The literature you have used makes a dated impression. There is no need for an exhaustive search through the literature, but I would suggest books like T.C. Anderson, Sartre’s Two Ethics, and Peter Caws, Sartre, and Arthur C. Danto, Sartre. Anderson is clear and to the point, Caws and Danto are general introductions. You should also check the Cambridge Companion to Sartre, which has a more up to date bibliography.

  1. A few further comments that I thought of while reading.
  • the introduction is somewhat unassuming. That may be because you have not provided a title, which would make clear why in your first sentence you are speaking about taoism and existentialism.

  • “In hopes of…” sounds contrived.

  • your second paragraph starts off repeating what you just said.

The anecdote/quote is fun but doesn’t seem to do much work for the ‘theme’.

“low character of existentialist thinkers”: what do you mean? Do you mean that they were bad people or that they are not considered to be top-notch thinkers?

Your next paragraph again repeats the point of the first paragraph. That is clumsy. A better way of writing would be not to mention the contrast in the beginning, but show it: first describe taoism by superficial characteristics as you do in par. 2, then list the main existentialists in par. 3, then say that it looks as if there is no common ground, and that you will show there is.

p. 5: “constant action endorsed by existentialists”. I would take issue with this statement. I do not interpret existentialists as doing this. They only emphasize that you cannot avoid responsibility; they recognize that men are generally and unavoidably not really aware, thinking, they live in the state of the ?one?. But that in itself is not bad.
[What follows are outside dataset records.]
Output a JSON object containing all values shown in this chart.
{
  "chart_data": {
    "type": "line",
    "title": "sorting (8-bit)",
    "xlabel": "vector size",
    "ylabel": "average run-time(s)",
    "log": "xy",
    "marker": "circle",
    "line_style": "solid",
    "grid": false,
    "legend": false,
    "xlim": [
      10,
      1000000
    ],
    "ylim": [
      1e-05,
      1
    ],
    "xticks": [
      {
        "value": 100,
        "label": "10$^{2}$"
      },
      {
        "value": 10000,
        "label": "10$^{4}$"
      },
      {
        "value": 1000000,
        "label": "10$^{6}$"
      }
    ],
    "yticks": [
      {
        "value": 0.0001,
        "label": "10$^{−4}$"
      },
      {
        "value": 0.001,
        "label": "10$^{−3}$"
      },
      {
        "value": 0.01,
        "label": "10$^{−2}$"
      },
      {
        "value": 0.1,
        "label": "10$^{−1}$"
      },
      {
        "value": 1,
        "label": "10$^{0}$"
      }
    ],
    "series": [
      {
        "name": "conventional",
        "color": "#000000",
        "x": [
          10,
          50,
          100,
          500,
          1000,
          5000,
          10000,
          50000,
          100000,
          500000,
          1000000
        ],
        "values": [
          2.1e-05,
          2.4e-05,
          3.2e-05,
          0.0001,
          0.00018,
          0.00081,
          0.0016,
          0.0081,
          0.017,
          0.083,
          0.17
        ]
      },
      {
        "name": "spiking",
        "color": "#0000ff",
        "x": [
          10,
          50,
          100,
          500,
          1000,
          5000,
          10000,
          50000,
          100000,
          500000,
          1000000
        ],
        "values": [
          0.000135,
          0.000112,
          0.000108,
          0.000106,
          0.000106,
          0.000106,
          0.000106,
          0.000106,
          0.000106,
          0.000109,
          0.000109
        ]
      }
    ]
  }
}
p. 6: you mention authenticity as a force of the universe. That is not a correct representation. authenticity is a state of being, and what it involves is quite difficult to retrieve from the varied writings of various philosophers. While there may be an analogy, it looks as if taoism is based on an entirely different metaphysics/ontology (roughly speaking, theory of what the universe is).

p. 6: “Here, however, we see a contradiction”. It is not a proper contradiciton, as it is usually meant. It is only a contrast between two theories, not a contradiction within one theory.

Thanks for the input. Definitely stuff I’ll have to take into consideration.